4. “The Seagull” (unreleased). One of two brand-new tunes we performed on this tour. There is some serious time displacement nonsense happening here (7/4 against 8/4, or some such thing). I’m not sure I understand it, actually, and I know for a fact that I can’t let my guard down for a second in performance, because there is so much to concentrate on, but I swear the whole thing makes sense once you know how it all fits together. Take away the time madness, and you’ll find the song is based on a pretty simple set of riffs, one of which is very firmly in the “surf sax” genre. You can hear some of the craziness excerpted in this lo-fi video (note how at various points my conducting doesn’t seem to match up with the actual piece — even though I swear it does).

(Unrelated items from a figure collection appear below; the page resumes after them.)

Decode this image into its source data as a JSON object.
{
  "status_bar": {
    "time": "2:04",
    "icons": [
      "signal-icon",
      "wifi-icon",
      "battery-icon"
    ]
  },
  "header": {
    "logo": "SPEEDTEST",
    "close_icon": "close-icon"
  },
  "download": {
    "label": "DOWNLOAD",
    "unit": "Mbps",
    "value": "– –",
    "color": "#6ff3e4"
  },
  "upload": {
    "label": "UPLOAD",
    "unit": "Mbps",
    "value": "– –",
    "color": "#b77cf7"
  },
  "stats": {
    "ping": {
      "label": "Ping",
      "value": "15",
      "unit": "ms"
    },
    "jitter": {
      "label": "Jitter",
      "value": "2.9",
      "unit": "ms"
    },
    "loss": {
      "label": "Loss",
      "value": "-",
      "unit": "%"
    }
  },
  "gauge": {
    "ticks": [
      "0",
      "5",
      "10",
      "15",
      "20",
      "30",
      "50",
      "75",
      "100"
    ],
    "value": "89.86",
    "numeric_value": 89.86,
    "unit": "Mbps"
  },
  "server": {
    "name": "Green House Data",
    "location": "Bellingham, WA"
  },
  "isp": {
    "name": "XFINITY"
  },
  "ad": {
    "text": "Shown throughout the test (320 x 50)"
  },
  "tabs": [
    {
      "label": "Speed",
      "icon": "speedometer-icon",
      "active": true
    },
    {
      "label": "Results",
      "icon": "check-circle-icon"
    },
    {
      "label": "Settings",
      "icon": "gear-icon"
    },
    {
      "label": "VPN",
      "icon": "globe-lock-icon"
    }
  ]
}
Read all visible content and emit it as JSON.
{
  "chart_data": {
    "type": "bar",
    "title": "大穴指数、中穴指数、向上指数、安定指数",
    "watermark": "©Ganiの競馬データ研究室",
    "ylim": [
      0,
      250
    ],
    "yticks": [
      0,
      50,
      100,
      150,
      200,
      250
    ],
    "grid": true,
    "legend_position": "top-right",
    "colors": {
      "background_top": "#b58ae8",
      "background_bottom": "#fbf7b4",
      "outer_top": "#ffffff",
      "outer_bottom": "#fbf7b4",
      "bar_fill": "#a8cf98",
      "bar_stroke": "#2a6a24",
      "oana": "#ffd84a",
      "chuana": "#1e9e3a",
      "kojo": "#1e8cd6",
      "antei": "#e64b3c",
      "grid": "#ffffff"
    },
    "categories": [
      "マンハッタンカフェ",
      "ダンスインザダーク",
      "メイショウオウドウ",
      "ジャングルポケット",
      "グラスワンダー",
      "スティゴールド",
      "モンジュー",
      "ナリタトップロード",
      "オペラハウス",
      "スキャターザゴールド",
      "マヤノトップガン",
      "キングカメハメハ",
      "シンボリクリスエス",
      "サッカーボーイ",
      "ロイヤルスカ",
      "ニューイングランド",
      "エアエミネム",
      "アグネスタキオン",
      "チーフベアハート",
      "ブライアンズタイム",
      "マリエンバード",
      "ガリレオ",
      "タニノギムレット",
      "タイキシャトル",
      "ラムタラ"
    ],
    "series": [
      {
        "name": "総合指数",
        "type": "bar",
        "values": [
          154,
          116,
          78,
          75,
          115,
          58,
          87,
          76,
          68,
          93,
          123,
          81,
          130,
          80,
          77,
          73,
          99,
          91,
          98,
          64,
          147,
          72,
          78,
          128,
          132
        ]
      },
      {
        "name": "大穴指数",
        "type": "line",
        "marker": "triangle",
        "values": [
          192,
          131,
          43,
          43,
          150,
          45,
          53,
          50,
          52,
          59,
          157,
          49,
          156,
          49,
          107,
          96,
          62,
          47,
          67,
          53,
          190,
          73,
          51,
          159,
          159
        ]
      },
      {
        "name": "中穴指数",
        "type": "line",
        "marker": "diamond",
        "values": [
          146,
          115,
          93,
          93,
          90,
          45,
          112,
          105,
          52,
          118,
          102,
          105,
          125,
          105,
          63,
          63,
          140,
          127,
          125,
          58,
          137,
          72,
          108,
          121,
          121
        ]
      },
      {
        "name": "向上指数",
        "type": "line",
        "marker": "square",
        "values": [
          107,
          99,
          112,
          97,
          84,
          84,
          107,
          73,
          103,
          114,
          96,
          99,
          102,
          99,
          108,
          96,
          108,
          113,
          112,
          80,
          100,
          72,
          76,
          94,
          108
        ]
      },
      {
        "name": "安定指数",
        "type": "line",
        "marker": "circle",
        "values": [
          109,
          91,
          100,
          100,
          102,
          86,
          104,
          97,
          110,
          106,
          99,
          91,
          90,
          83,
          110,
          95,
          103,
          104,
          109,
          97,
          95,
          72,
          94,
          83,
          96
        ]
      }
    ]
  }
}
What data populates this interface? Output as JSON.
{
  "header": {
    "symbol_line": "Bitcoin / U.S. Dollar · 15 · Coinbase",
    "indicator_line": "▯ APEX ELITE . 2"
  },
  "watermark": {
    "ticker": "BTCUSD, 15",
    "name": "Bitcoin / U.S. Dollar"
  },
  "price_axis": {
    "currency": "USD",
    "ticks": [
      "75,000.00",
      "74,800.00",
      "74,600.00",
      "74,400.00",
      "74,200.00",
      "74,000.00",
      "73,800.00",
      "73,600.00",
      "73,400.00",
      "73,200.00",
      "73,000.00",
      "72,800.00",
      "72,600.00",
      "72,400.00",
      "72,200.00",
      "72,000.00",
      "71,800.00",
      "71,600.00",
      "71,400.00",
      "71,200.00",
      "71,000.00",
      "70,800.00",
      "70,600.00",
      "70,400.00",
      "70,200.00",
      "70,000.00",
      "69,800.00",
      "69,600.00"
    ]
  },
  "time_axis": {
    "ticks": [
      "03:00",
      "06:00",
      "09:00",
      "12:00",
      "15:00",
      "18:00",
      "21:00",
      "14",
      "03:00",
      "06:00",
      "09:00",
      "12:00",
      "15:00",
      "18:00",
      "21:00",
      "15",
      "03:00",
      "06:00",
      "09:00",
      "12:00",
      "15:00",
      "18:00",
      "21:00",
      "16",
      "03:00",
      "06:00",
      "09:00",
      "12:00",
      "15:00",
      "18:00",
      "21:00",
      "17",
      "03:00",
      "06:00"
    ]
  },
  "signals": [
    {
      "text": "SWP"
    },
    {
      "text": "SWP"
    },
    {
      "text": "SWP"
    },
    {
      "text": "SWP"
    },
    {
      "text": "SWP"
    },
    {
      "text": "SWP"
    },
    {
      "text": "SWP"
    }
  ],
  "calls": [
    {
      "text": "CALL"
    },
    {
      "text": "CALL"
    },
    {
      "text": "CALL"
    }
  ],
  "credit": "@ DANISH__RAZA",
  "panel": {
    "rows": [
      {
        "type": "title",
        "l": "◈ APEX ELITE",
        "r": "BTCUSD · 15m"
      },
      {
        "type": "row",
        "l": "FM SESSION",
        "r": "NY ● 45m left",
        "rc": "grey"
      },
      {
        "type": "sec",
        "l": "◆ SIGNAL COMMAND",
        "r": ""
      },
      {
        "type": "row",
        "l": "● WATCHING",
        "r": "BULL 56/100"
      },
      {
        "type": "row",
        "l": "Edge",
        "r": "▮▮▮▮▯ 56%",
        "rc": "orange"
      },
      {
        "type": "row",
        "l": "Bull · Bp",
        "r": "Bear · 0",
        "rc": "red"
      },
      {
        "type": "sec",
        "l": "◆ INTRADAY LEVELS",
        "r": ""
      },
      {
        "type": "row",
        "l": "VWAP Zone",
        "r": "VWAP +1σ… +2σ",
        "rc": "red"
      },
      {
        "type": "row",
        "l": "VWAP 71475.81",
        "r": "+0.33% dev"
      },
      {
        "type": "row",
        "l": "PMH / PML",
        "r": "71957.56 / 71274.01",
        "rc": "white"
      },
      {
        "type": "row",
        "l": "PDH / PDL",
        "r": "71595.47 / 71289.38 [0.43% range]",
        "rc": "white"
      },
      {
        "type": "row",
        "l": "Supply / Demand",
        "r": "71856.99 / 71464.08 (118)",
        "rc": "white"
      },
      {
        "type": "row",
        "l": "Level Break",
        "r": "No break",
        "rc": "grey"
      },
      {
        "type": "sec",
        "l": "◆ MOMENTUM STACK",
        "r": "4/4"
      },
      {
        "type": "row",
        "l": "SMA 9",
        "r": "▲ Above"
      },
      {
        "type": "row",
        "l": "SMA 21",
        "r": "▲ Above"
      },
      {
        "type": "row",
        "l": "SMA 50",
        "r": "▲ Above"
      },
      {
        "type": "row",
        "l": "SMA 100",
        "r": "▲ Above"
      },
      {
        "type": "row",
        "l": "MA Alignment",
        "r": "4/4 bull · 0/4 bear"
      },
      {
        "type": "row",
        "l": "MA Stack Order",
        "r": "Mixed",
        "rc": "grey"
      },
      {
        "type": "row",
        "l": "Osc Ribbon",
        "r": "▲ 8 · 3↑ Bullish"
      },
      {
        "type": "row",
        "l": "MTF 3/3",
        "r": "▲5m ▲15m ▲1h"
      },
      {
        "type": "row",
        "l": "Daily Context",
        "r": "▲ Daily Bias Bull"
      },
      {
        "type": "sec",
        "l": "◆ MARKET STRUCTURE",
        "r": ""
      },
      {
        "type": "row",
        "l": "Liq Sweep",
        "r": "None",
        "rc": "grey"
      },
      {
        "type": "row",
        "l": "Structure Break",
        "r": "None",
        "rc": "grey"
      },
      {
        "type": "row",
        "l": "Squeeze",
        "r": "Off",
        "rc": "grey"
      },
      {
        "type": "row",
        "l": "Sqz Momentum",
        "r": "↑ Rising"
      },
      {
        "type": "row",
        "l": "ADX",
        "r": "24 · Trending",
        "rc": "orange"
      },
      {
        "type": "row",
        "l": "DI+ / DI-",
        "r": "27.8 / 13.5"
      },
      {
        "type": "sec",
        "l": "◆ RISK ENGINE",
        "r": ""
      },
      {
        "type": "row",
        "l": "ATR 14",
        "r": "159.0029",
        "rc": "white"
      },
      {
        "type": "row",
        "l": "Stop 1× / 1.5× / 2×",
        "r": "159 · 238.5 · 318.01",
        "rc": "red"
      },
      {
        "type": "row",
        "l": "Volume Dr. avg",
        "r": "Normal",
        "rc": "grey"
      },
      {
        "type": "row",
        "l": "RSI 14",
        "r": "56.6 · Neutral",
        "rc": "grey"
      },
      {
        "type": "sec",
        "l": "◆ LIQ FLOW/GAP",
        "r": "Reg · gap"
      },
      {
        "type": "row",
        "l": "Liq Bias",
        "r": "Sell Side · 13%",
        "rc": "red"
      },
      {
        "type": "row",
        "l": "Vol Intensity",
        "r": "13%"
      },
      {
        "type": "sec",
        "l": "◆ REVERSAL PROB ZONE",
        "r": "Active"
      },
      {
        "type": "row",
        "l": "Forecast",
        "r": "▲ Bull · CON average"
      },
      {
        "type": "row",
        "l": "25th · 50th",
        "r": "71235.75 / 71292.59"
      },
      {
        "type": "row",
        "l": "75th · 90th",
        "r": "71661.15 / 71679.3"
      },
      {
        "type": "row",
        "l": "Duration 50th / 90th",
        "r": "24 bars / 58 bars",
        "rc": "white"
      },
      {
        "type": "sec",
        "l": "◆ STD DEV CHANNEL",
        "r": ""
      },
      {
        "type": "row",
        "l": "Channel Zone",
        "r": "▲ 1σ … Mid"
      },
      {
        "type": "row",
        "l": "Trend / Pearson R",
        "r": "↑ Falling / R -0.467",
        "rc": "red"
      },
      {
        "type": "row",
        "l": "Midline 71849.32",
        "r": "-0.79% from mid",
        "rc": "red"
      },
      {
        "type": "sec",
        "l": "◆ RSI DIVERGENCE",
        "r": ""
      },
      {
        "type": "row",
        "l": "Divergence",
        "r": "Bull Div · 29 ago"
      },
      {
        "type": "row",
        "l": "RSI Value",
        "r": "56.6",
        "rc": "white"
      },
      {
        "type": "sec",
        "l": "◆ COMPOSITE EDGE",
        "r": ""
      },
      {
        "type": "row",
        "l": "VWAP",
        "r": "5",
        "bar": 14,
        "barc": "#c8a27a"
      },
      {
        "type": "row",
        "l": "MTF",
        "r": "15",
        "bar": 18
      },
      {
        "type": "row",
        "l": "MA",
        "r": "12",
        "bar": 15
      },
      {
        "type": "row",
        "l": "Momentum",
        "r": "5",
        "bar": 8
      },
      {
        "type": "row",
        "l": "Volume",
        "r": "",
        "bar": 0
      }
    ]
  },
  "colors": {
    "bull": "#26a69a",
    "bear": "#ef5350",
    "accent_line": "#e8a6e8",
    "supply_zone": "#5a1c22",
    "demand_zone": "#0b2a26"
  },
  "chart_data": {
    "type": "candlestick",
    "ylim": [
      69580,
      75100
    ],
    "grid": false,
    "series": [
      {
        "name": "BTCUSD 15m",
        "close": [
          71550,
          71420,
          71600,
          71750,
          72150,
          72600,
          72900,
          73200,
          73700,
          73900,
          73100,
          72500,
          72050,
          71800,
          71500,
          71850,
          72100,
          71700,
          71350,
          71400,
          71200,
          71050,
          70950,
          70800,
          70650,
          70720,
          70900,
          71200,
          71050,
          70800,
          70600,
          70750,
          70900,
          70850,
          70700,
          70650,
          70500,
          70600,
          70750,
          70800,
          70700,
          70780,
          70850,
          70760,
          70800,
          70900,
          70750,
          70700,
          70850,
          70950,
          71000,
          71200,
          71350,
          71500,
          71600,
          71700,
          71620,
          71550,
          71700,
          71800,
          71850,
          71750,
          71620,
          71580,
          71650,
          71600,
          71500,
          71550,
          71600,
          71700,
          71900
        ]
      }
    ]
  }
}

Also, this one was originally called “The Pelican,” until I realized it sounded much more like a seagull.
5. “Bajaja” (unreleased). Wow, this is yet another thing you can hear on our ReverbNation player (a veritable potpourri, that). This is a Go-Go era song, and it almost made it onto that album, but was dropped at the last minute, for reasons I don’t quite remember. The tune takes its cue from the Baja peninsula, SoCal culture in general, and Mingus’s New Tijuana Moods stuff. The last time we performed it was in 2005.
6. “The Star Chamber” (from The Star Chamber (duh!)). One of the harder tunes in our repertoire, not least because of the infamous letter E, in which one portion of the band is in 13/8 and another portion is in 13/4. “Chamber” dates from 2002, making it one of the older things in our current set. I think that the next time out I really need to re-insert the piano part (a la the album version), but for this last tour I was too busy trying to make sure everything fit together the way it was supposed to.
7. “Antennae Town” (unreleased). Another one that I hope to have on the next album. A rather sharp shift from “The Star Chamber” in the context of this set, as “Antennae” is an unabashedly melodic and singable tune. I have to say, this is one of my little babies.
8. “Tuxedo Trouble” (from City of Angles). Comically, the twitter pseudo-avatar “Jazz Nerds International” recently posted a tweet that refers to audiences sitting on their hands in the presence of a song that happened to be in 11/8. This tune is in 11/8! (Most of the time, anyway.) And yet people danced when we played it. I guess that’s more evidence that the IJG is not nerdy enough to be jazz nerds, but too nerdy to be jazz non-nerds. Great.
9. And what better way to end set one than with “Jazz-Pop Jerkoff” (unreleased, slated for next album)? Apparently this one caused a bit of a titter in the audience when I announced it, because of course we were performing as part of the Hammer’s “JazzPOP” series, and there was a gigantic sign that said “JazzPOP” hanging right above us as we played. I swear that was just a big old coincidence.